New business products
CommBank next year will release a product called SmartSign that lets business customers execute loan documents without paper, anywhere in the world. Documents can be reviewed, authorised and approved on any computer or mobile device.
A mobile CommBiz app launching early next year lets business customers manage banking with an Apple iPad or iPhone. The app includes NetLock for security. Later in the year, customers will be able to use the app for transfers and direct credits, as well as view customer analytics.
CommBank also revealed progress on Pi, the tablet-like payment terminal announced earlier this year. The “Leo” device that lets stores use iPhones to accept payments is available now, while the “Albert” tablet is still on track for release in mid-2013, said CBA executive general manager of corporate banking solutions, Kelly Bayer Rosmarin.
CommBank has signed up 500 businesses to use Pi, and more than 700 developers have agreed to build applications for the terminal, Rosmarin said.

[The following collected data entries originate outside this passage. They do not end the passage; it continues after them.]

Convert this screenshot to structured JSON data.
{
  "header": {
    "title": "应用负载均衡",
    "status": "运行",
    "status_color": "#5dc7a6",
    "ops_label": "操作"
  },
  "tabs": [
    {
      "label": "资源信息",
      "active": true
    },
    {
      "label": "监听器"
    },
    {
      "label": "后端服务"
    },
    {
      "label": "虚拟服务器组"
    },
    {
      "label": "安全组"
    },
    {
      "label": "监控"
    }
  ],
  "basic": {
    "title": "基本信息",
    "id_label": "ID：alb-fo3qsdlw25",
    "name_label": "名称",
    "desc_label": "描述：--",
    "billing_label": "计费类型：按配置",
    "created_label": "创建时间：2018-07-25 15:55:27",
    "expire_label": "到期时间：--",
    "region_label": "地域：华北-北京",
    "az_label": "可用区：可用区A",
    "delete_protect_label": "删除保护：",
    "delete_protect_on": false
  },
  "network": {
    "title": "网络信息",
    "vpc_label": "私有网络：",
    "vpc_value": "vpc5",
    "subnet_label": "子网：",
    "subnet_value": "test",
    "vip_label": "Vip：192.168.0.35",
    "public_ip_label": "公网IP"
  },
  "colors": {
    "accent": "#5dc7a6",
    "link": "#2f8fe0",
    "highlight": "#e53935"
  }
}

CommBank plans to release a new iCarte case next year that adds near-field communications (NFC) capability to the iPhone 5. The iCarte is already available for iPhone 4.
The bank is currently “waiting on parts” to build the iPhone 5 sleeves, Lark said. Supporting the new Lightning plug on the iPhone 5 has caused delays in particular, he said.
CommBank doesn’t want to require users to have a special SIM card from a telco in order to do NFC payments, Lark said. ANZ, Vodafone and Visa announced such a service earlier this month. CommBank wants customers to have more flexibility to switch carriers, he said. The bank is looking at other mobile payment technologies besides NFC, he added.
Rosmarin said a difficulty with NFC is herding together phone carriers, manufacturers and Google. “We’re ready to go,” she said. “It’s really a matter of getting the rest of the ecosystem ready and embracing NFC technology.”
Windows and BlackBerry
CommBank is focused on iPhone and Android, but is “watching Windows with a lot of interest,” Lark said. CommBank will be watching the upcoming BlackBerry developer conference, but that platform is “a big question mark,” he said.
“If you look at the market share numbers today in Australia, they point in two directions, and that is Android and iOS for mobile smartphone devices,” Lark said. However, Microsoft is a partner and has the advantage of a strong ecosystem, he said.
The bank is working with Microsoft to determine how to offer and optimise its products for the Windows platform, he said, estimating it could happen in “the next 12 or so months.” However, “it’s not a cheap thing to do,” he said.
There may also be opportunities with Microsoft to bring a CommBank product to the Xbox gaming system, he added.
AWS and the cloud
CommBank has wanted to move its website to AWS for years, said the bank’s CIO Michael Harte. It’s doing so now because Amazon is finally offering the required scale and resiliency, he said.
“We will continue to look for those cloud service providers to host anything we can because we have better things to do with our money,” Harte said.
That doesn’t include customer and other more sensitive data, which CommBank “will not let out of our control,” Harte said. “Data sovereignty is important. Data privacy and security is important. And from our business model of trust, we will never compromise on that.”